Tintarn wrote: Let $\alpha$ be a non-zero real number. Find all functions $f: \mathbb{R}\to\mathbb{R}$ such that \[ xf(x+y)=(x+\alpha y)f(x)+xf(y) \]for all $x,y\in\mathbb{R}$. Let $P(x,y)$ be the assertion $xf(x+y)=(x+\alpha y)f(x)+xf(y)$ $P(1,0)$ $\implies$ $f(0)=0$ Let $x,y\ne 0$ : $P(x,y)$ $\implies$ $f(x+y)=(1+\alpha \frac yx)f(x)+f(y)$ $P(y,x)$ $\implies$ $f(x+y)=(1+\alpha \frac xy)f(y)+f(x)$ Subtracting : $\frac yxf(x)=\frac xyf(y)$, which is $\frac{f(x)}{x^2}=\frac{f(y)}{y^2}$ $\forall x,y\ne 0$ And so $f(x)=cx^2$ $\forall x\ne 0$, still true when $x=0$ Plugging this back in original equation, we get any $c$ if $\alpha=2$ and $c=0$ if $\alpha\ne 2$ And so solutions : $\forall \alpha$: $\boxed{f(x)=0\quad\forall x}$, which indeed fits If $\alpha =2$ : $\boxed{f(x)=cx^2\quad\forall x}$, which indeed fits, whatever is $c$

Denote $P(x,y)$ the assertion of the given F.E. $P(0,x)$ gives $\alpha xf(0)=0$ therefore $f(0)=0$, now $P(x,-x)$ gives $xf(-x)=(\alpha-1)xf(x)$ so $f(-x)=(\alpha-1)f(x)$ for all $x \ne 0$, now if $f(c)=0$ for $c \ne 0$ then $P(c,x)$ gives $f(c+x)=f(x)$ and then $P(x,c)$ gives $\alpha c f(x)=0$ which means $f(x)=0$ for all reals $d$, so now if $f$ was injective at $0$ then swap $x$ with $-x$ to get $f(x)=(\alpha-1)f(-x)$ which gives $\alpha=2$ which means $f$ is even.

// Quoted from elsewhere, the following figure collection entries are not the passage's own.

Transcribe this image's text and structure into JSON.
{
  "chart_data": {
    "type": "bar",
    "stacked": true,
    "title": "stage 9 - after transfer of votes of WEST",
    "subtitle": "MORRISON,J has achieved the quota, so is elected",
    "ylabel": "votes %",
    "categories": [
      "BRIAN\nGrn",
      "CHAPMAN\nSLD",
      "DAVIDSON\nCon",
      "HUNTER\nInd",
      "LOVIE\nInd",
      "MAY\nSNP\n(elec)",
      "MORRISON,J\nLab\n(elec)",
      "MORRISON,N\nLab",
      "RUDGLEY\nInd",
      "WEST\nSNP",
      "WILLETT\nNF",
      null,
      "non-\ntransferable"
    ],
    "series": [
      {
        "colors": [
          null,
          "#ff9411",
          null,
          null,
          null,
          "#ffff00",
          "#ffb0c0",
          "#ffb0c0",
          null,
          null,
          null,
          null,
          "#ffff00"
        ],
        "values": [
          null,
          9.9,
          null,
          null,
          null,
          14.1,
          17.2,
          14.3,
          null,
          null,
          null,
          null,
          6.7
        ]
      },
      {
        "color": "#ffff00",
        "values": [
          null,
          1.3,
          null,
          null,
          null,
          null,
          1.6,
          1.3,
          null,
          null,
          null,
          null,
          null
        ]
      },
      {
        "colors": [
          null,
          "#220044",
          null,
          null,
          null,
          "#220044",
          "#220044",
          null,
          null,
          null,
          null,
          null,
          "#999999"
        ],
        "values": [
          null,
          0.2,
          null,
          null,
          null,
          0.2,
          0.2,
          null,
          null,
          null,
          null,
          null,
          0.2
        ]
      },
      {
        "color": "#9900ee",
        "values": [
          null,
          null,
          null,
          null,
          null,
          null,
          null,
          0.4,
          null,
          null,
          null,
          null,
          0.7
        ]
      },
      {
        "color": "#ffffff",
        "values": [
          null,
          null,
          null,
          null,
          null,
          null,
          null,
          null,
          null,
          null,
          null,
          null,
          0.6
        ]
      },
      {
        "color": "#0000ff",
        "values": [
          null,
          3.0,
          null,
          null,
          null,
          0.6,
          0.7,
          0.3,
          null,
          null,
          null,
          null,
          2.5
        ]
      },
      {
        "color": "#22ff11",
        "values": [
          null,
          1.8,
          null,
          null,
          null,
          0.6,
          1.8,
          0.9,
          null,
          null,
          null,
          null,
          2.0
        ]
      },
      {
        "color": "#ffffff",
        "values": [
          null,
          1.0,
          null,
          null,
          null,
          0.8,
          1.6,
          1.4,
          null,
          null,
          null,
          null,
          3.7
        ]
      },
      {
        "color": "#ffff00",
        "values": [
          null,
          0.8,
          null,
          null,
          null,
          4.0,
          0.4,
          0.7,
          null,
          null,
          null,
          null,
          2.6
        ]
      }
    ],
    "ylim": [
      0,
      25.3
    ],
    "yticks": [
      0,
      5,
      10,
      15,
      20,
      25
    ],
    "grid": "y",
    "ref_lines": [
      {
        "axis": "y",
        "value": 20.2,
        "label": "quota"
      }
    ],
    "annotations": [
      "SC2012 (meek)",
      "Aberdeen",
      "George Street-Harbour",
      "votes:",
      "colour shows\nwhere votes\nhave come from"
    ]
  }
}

Now by $P(x,y)-P(x,-y)$ we get $x(f(x+y)-f(x-y))=4yf(x)$ so swapping $x,y$ gives that $\frac{4yf(x)}{x}=\frac{4xf(y)}{y}$ therefore $f(x)=c \cdot x^2$ for some constant $c$ and we can verify that any such $c$ work, thus we are done .

a short Sketch

Interesting! We claim the only working function for $\alpha \ne 2$ is $f \equiv 0$; whereas for $\alpha = 2$, the previously mentioned function works as does $f(x) \equiv cx^2$ for some $c \in \mathbb{R}$. It can be seen that these solutions work, now we prove they're the only ones. Let $P(x, y)$ denote the assertion. Since the only constant function is the zero function, assume $f$ is nonconstant. $P(0, y) \implies f(0) = 0$. $P(x, -x)$ for $x \ne 0 \implies xf(-x) = (\alpha -1)xf(x) \implies f(-x) = (\alpha-1)f(x)$ $$\implies f(x) = (\alpha-1)^2f(x) \implies \alpha = 2.$$(as $\alpha \ne 0$) Now we work on $x, y \ne 0$. Note that $$(1+\frac{2x}{y})f(y)+f(x) = f(x+y) = (1+\frac{2y}{x})f(x) + f(y)$$$$\implies \frac{f(x)}{x^2} = \frac{f(y)}{y^2},$$which gives the second curve of solutions described for $x \ne 0$. But $f(0) = c*0^2$, so we're done.